[Around The Tea-Table by T. De Witt Talmage]@TWC D-Link bookAround The Tea-Table CHAPTER XXV 3/3
Better touch up the fresco, and put on a new roof, and tear out the old pews which ignore the shape of a man's back, and supersede the smoky lamps by clarified kerosene or cheap gas brackets.
Lower you high pulpit that your preacher may come down from the Mont Blanc of his isolation and solitariness into the same climate of sympathy with his audience.
Tear away the old sofa, ragged and spring-broken, on which the pastors of forty years have been obliged to sit, and see whether there are any cats in your antediluvian pulpit.

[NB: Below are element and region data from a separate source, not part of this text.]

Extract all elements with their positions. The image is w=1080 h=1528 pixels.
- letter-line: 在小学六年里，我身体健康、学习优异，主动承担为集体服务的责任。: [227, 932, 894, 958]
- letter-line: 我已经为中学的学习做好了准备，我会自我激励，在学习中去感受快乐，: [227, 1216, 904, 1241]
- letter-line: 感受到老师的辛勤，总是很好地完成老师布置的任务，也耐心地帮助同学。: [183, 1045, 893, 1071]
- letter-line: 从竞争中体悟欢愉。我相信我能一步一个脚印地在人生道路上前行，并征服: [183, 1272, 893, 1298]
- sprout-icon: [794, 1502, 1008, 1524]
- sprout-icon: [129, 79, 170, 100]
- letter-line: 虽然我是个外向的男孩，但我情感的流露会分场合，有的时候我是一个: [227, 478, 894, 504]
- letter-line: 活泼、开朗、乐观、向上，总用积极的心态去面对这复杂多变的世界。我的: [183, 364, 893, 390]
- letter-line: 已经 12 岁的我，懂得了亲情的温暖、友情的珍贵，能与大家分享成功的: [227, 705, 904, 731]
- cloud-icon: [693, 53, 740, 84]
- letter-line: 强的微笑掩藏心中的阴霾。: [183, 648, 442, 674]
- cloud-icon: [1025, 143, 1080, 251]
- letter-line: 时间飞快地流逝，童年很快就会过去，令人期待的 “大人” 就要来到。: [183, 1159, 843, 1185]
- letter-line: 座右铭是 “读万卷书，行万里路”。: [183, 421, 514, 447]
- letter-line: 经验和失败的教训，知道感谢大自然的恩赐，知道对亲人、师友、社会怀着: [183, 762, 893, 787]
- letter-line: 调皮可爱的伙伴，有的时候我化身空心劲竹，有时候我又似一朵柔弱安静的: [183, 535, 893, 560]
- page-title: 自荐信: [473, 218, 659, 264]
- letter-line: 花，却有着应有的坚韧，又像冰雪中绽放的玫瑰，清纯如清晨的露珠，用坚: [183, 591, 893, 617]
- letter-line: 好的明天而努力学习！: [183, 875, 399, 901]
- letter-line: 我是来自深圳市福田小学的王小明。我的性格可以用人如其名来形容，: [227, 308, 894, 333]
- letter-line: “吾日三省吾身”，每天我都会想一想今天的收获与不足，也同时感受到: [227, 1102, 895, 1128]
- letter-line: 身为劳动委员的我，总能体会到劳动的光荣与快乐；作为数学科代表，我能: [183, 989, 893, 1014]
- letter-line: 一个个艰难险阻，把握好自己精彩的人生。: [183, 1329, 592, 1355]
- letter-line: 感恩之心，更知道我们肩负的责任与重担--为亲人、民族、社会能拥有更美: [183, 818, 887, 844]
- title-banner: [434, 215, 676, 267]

Would it not be well for us all to look under our church sofas and see if there be anything lurking there that we do not suspect? A cat, in all languages, has been the symbol of deceit and spitefulness, and she is more fit for an ash barrel than a pulpit.
Since we heard that story of feline nativity, whenever we see a minister of religion, on some question of Christian reform, skulking behind a barrier, and crawling away into some half-and-half position on the subject of temperance or oppression, and daring not to speak out, instead of making his pulpit a height from which to hurl the truth against the enemies of God, turning it into a cowardly hiding place, we say, "Another cat in the pulpit." Whenever we see a professed minister of religion lacking in frankness of soul, deceitful in his friendship, shaking hands heartily when you meet him, but in private taking every possible opportunity of giving you a long, deep scratch, or in public newspapers giving you a sly dig with the claw of his pen, we say: "Another cat in the pulpit!" Once a year let all our churches be cleaned with soap, and sand, and mop, and scrubbing brush, and the sexton not forget to give one turn of his broom under the pastor's chair.
Would that with one bold and emphatic "scat!" we could drive the last specimen of deceitfulness and skulking from the American pulpit!.